As we understand how and why animals use music, we may gain insight into its role in evolution, for animals and for humans, he says.

For example, there are known reasons that birds make sounds — mate attraction and territory defense — but Rothenberg’s approach has been one of few to take a serious look at what the significance of each unique song might be.

"You can actually understand nature through music," he says.

Each species has its own aesthetic sense, its own style, with females responding to certain songs.

And "for really no reason in particular — that’s the idea that aesthetics is important to evolution," he says.

"It makes nature seem more frivolous, but, in fact, I think that’s evolution — survival of the interesting, not really the fittest."

NJIT vice president Donald Sebastian, who was involved in the selection of Rothenberg for the award, says the criteria for Rothenberg’s award included work that transcends academia — work that a person on the street could understand and appreciate, and that could have a social impact.

Although he’s a musician and philosopher, Rothenberg is "using the same methodologies a chemist or physicist might, and he may actually grab something with respect to models of communication that scientists may have missed," Sebastian says.

"People from the science world tend to think of animal communication as a simplified version of human interaction, like talking with a 3-year-old or a 1-year-old," says Sebastian.

Rothenberg has come at a different perspective, he says, by using his musical ear to pick up patterns that may later evoke specific responses.

"We shouldn’t be looking for words — ‘chirp chirp’ doesn’t mean ‘there’s a worm over there.’ It’s more of an emotional communication.

"There’s a certain universality in music. Whether it’s a tear that comes to your eye in an Italian opera aria or a riff in a James Brown song that gets you off your seat, you don’t need to understand the words."

Rothenberg is used to reactions of disbelief — and he himself wasn’t always sure the animal kingdom would respond to his art.

"I thought, ‘They don’t care about us,’ " he says.

Then one morning, while he enjoyed a little outdoor music-making, a white-crested laughing thrush started playing along. If people of different musical traditions can improvise together, he thought, why not go one step further?

"I thought birds just sang their own songs, but there was that moment when this bird was really interacting," he says. "I learned that in this species, the males and females sing together. They sing very complex duets — laughing thrushes really jam with each other."

a trained ear

Bird song and birdcalls are different. While the calls are instinctual and convey definite meanings — "there’s a hawk nearby" — the birds also utter songs that don’t have explicit meanings.

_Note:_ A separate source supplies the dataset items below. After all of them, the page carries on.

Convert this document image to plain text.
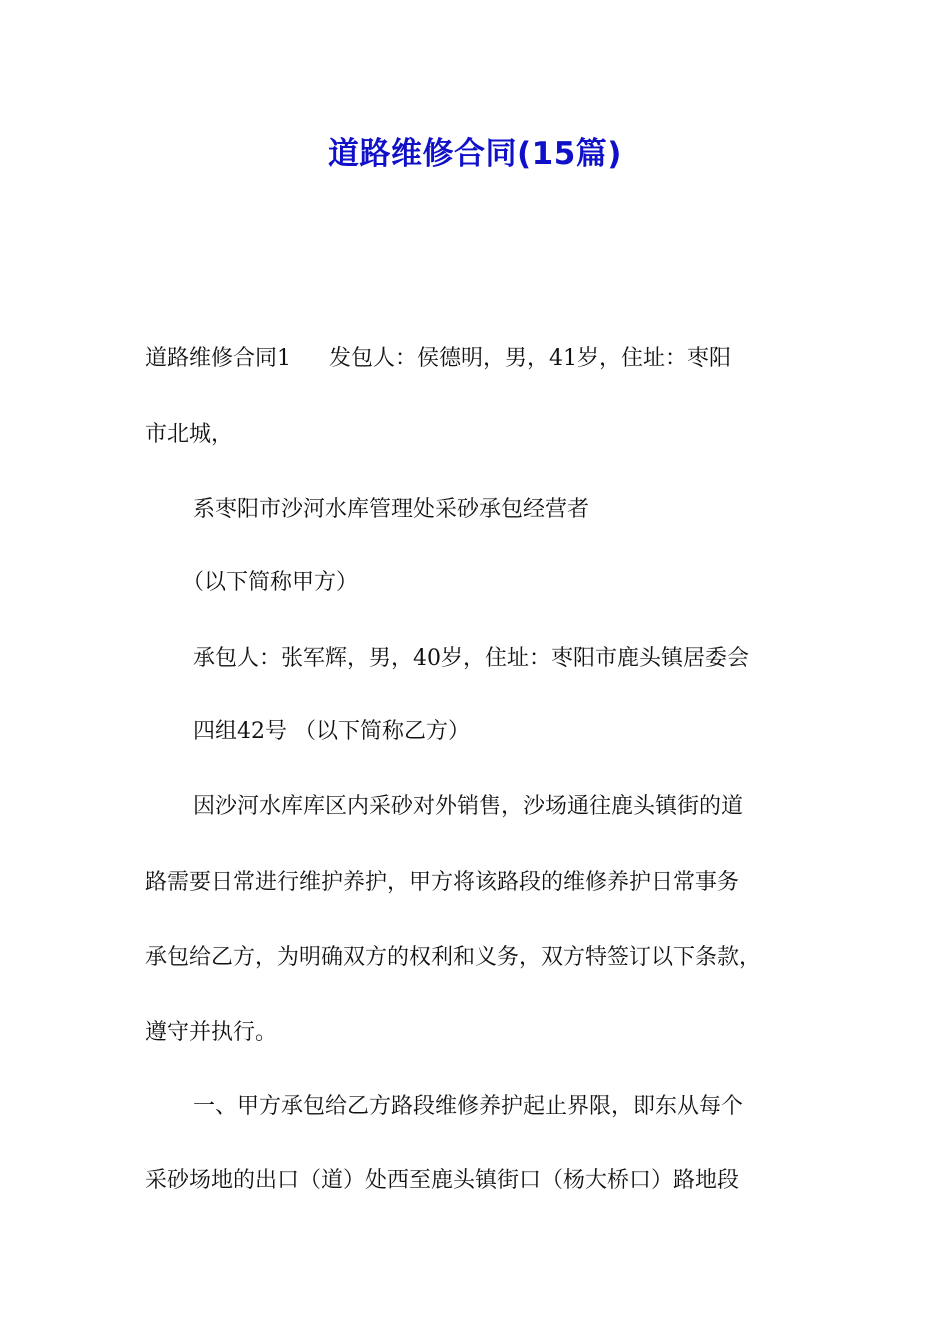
道路维修合同(15篇)

道路维修合同1 发包人：侯德明，男，41岁，住址：枣阳

市北城，

系枣阳市沙河水库管理处采砂承包经营者

（以下简称甲方）

承包人：张军辉，男，40岁，住址：枣阳市鹿头镇居委会

四组42号 （以下简称乙方）

因沙河水库库区内采砂对外销售，沙场通往鹿头镇街的道

路需要日常进行维护养护，甲方将该路段的维修养护日常事务

承包给乙方，为明确双方的权利和义务，双方特签订以下条款，

遵守并执行。

一、甲方承包给乙方路段维修养护起止界限，即东从每个

采砂场地的出口（道）处西至鹿头镇街口（杨大桥口）路地段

"It is much more like music than language," says Rothenberg. "You can’t really translate it to something else. Like a Bach solo invention, you can say it has form; you can say there’s a right and wrong way to sing it. They can sing incorrectly and other birds will know."

Still, Rothenberg hesitates to ascribe specific feelings to what he hears from down under and up above. Even between human cultures, musical meaning is hard to pin down; tritones, intervals that Westerners hear as harsh and dissonant, are popular in Ethiopian rock, he notes. And the meanings of Indian ragas, which are meant to correspond with certain mind-sets and occasions, can be elusive to Western ears.

"Humans routinely weep when they hear whale songs, and there’s no doubt about animals expressing emotions," Rothenberg says.

"But it’s hard to say a minor chord is even unhappy."

"These days, it's quite an early stage of his work in terms of how
it's causing a bridging of disciplines between art and science," says Tchernichovski.

"It’s a huge task that he’s taking on himself."